My Name Is Fame (2006)
Reviewed by: ewaffle on 2007-12-25
Some movies succeed if the audience likes the characters while others—those involving car chases, slaughtered teenagers, gratuitous nudity or talking animals, for example—don’t. “My Name is Fame” falls into the first category and it would take an extremely hard heart not to love Poon Kar Fai and Faye Ng, its principal characters. Talented old pro Lau Ching-Wan plays a talented if underemployed character actor while attractive and energetic newcomer Fok Sze-Yin plays a tireless ingénue, happy to throw herself onto a tile floor for twenty straight takes if the director wants her to. It is a soft edged and romanticized look at the Hong Kong movie business, the kind of movie that those in the industry love since it skips all the heartbreak, ambition, jealousy, bad taste and cutthroat business practices that are part of the business everywhere.

No one is really unhappy or even particularly challenged by life. Wai is Fai’s old friend from acting school who gave up show business after eight years to open a car repair shop. He isn’t bitter toward those who have been successful—one of his customers is Tony Leung Ka-Fai who treats Wai as a fellow professional and who has words of encouragement and advice for Fai. Fai himself, while an artist whose need for perfection doesn’t work in the movie and television world of Hong Kong, isn’t the kind of truly annoying and ridiculous actor portrayed by Dustin Hoffman in “Tootsie” or conniving seducer like Terence Stamp in “My Wife is an Actress”. He doesn’t alienate those who have the power to employ him—he is obviously well liked by everyone on the sets where he is shown working but since he is one of hundreds of actors who are capable and available for supporting roles he is called less and less.

At times Fai is as grandiloquent and full of portentous advice as Polonius in “Hamlet” (To thy own self be true and all that). He is easy to forgive, though because we have already seen him break every one of he rules he lays down for Faye: don’t argue with the director, don’t improvise on the set, stay in character whenever you are in costume are just a few that he obviously doesn’t follow himself. Unlike Polonius he really means what he says and knows it works even if it is beyond him.

Faye has a smooth path from recent immigrant with bad Cantonese to international movie queen. No evil executives invite her to audition on the casting couch; she is surrounded by supportive artists and technicians and she is able to survive in a very expensive city without a day job. The toughest that things get for her is when two other bit players in a scene laugh at her when she continues to blow a hooker’s pick-up line. On an actual movie set, of course, she would have been replaced right away. This sequence is important, though, because it brings to the fore what “My Name is Fame” is really concerned with: film acting. Faye begins the scene as a bumbling amateur who can neither hit her mark nor say her line. During a break Fai coaches her to bring back the sense memory and emotional recall he has taught her so that she returns to the set and nails the scene as well as any actress in the world could.

The still gorgeous Candace Yu On-On has an important role as Fai’s former wife.

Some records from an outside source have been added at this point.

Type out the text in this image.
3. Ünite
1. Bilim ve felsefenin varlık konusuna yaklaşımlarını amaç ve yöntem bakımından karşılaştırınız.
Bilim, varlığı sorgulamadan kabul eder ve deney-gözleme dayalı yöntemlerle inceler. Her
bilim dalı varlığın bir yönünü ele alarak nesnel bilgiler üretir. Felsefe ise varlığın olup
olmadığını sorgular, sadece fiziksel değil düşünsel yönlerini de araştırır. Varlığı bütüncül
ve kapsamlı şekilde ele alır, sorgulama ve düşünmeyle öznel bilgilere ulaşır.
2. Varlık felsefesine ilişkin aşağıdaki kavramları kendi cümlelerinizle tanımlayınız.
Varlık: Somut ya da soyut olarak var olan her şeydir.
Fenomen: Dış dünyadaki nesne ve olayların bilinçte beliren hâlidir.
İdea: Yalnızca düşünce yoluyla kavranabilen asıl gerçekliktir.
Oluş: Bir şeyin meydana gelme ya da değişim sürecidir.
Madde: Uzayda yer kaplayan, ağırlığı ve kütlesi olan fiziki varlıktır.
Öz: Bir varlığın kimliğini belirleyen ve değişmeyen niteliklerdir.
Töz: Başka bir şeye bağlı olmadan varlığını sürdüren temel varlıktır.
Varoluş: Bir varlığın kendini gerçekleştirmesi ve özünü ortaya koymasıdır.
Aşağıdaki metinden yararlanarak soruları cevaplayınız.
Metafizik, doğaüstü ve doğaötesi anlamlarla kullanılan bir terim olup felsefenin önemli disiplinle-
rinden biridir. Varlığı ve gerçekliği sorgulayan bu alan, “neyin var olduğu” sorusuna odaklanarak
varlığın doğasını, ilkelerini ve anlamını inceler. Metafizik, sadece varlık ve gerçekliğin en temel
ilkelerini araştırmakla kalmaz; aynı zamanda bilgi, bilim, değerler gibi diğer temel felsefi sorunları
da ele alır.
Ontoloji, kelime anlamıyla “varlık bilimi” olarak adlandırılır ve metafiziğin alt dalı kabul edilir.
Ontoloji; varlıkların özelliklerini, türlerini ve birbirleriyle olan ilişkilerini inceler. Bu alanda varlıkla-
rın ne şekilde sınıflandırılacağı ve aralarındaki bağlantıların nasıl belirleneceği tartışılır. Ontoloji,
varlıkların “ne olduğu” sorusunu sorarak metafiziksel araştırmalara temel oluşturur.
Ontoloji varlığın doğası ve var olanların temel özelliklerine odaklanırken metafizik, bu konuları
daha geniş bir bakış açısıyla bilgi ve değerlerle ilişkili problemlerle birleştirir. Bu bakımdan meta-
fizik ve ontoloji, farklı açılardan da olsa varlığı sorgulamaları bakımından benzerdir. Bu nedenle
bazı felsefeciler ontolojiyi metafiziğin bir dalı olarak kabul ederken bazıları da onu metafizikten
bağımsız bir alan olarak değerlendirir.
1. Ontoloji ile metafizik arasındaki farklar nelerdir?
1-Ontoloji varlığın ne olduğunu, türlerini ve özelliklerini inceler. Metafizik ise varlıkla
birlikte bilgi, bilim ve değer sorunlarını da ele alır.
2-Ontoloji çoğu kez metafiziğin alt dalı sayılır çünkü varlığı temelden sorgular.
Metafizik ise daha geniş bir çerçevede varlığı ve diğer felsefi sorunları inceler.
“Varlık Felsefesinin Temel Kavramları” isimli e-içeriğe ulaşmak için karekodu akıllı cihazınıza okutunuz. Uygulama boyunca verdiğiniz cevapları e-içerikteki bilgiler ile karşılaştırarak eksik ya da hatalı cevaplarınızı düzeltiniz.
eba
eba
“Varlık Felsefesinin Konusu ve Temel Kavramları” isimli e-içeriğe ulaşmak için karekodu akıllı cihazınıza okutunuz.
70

She is a talent agent who runs her operation out of her home and has enough connections to get small roles for the many aspiring actresses who hang around her living room. She meets Fai for a drink, puts up with his drunken oafishness and takes him home to bed. There is still a strong bond—respect and friendship if not love—between the two. Yu brings just the right amount of acceptance, rueful sexiness and middle-aged practicality to the character.

While we expect movies to be “real”—to mirror or mimic reality enough so that we can identify with the characters and situations—we don’t want them to be too real and “My Name is Fame” does this very well. We know the movie business—or any business—isn’t like it is portrayed here but we want to believe and have been conditioned to accept that talent and hard work are enough to get to the top. Both Fai and Faye are people it is easy to root for—we want them to succeed and to do so through their own efforts. Their friends and family are decent, likeable people who we would like as our friends and (possibly) family. Their coworkers are diligent, interested only in making sure the director’s vision gets on the screen. It is a fairyland with no more relationship with day to day reality than any movie, fun to watch and very entertaining.